Zum ersten Mal wurde damit in Deutschland übrigens ein Ausländer für NS-Verbrechen zur Rechenschaft gezogen, die im von Wehrmacht und SS besetzten Osteuropa begangen wurden. Damit betraten die Richter nicht nur juristisches Neuland. Geöffnet wird jetzt auch eine Art Büchse der Pandora. Denn es gab sie ja, die ausländischen so genannten Hilfswilligen, jenes "Fußvolk des Genozids" wie Historiker formuliert haben. Nicht alle wurden dazu gezwungen, Juden in die Gaskammern zu jagen und zu verprügeln. Manche machten aus rassistischen Motiven freiwillig mit. Tabuisiert wurde das Thema bis heute – auch in den betreffenden Ländern.

Genugtuung für die Opfer

Für die Angehörigen der Ermordeten freilich, die so viele Tage im Gerichtssaal saßen, Tränen der Trauer und der Wut weinten, ist der Urteilsspruch eine Genugtuung, eine späte Sühne, ein Stück Respekt für die Menschen, die ihnen nahestanden und so unermessliche Qualen erlitten haben. Und es gibt noch eine Botschaft: Der Fall Demjanjuk zeigt den Massenmördern von heute, dass es kein Entrinnen gibt, dass sich niemand sicher sein kann, auch nicht nach Jahren.

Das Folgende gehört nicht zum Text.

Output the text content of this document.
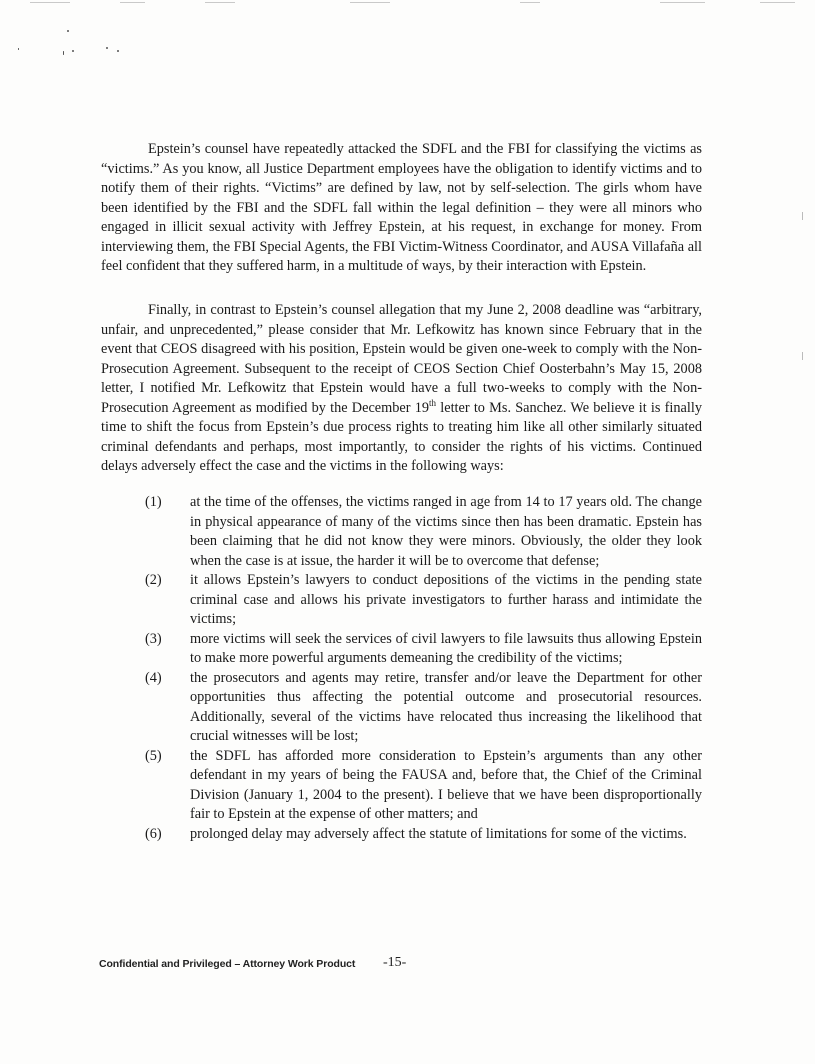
Epstein’s counsel have repeatedly attacked the SDFL and the FBI for classifying the victims as “victims.” As you know, all Justice Department employees have the obligation to identify victims and to notify them of their rights. “Victims” are defined by law, not by self-selection. The girls whom have been identified by the FBI and the SDFL fall within the legal definition – they were all minors who engaged in illicit sexual activity with Jeffrey Epstein, at his request, in exchange for money. From interviewing them, the FBI Special Agents, the FBI Victim-Witness Coordinator, and AUSA Villafaña all feel confident that they suffered harm, in a multitude of ways, by their interaction with Epstein.

Finally, in contrast to Epstein’s counsel allegation that my June 2, 2008 deadline was “arbitrary, unfair, and unprecedented,” please consider that Mr. Lefkowitz has known since February that in the event that CEOS disagreed with his position, Epstein would be given one-week to comply with the Non-Prosecution Agreement. Subsequent to the receipt of CEOS Section Chief Oosterbahn’s May 15, 2008 letter, I notified Mr. Lefkowitz that Epstein would have a full two-weeks to comply with the Non-Prosecution Agreement as modified by the December 19th letter to Ms. Sanchez. We believe it is finally time to shift the focus from Epstein’s due process rights to treating him like all other similarly situated criminal defendants and perhaps, most importantly, to consider the rights of his victims. Continued delays adversely effect the case and the victims in the following ways:

(1) at the time of the offenses, the victims ranged in age from 14 to 17 years old. The change in physical appearance of many of the victims since then has been dramatic. Epstein has been claiming that he did not know they were minors. Obviously, the older they look when the case is at issue, the harder it will be to overcome that defense;
(2) it allows Epstein’s lawyers to conduct depositions of the victims in the pending state criminal case and allows his private investigators to further harass and intimidate the victims;
(3) more victims will seek the services of civil lawyers to file lawsuits thus allowing Epstein to make more powerful arguments demeaning the credibility of the victims;
(4) the prosecutors and agents may retire, transfer and/or leave the Department for other opportunities thus affecting the potential outcome and prosecutorial resources. Additionally, several of the victims have relocated thus increasing the likelihood that crucial witnesses will be lost;
(5) the SDFL has afforded more consideration to Epstein’s arguments than any other defendant in my years of being the FAUSA and, before that, the Chief of the Criminal Division (January 1, 2004 to the present). I believe that we have been disproportionally fair to Epstein at the expense of other matters; and
(6) prolonged delay may adversely affect the statute of limitations for some of the victims.
Confidential and Privileged – Attorney Work Product -15-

Nur eines ist der jetzt zu Ende gegangen Prozess nicht: Das letzte NS-Verfahren. Bei der Schwerpunktstaatsanwaltschaft Dortmund sind noch 18 Ermittlungsverfahren anhängig. Und während über John Demjanjuk jetzt in München das Urteil gesprochen wurde sitzt ein paar Kilometer weiter ein von den Niederlanden rechtskräftig verurteilter Kriegsverbrecher und verbringt unbehelligt einen ruhigen Lebensabend. Deutschland schiebt ihn nicht ab. Das zeigt die ganze Absurdität. Aber es zeigt auch: Die Geschichte ist noch nicht zu Ende.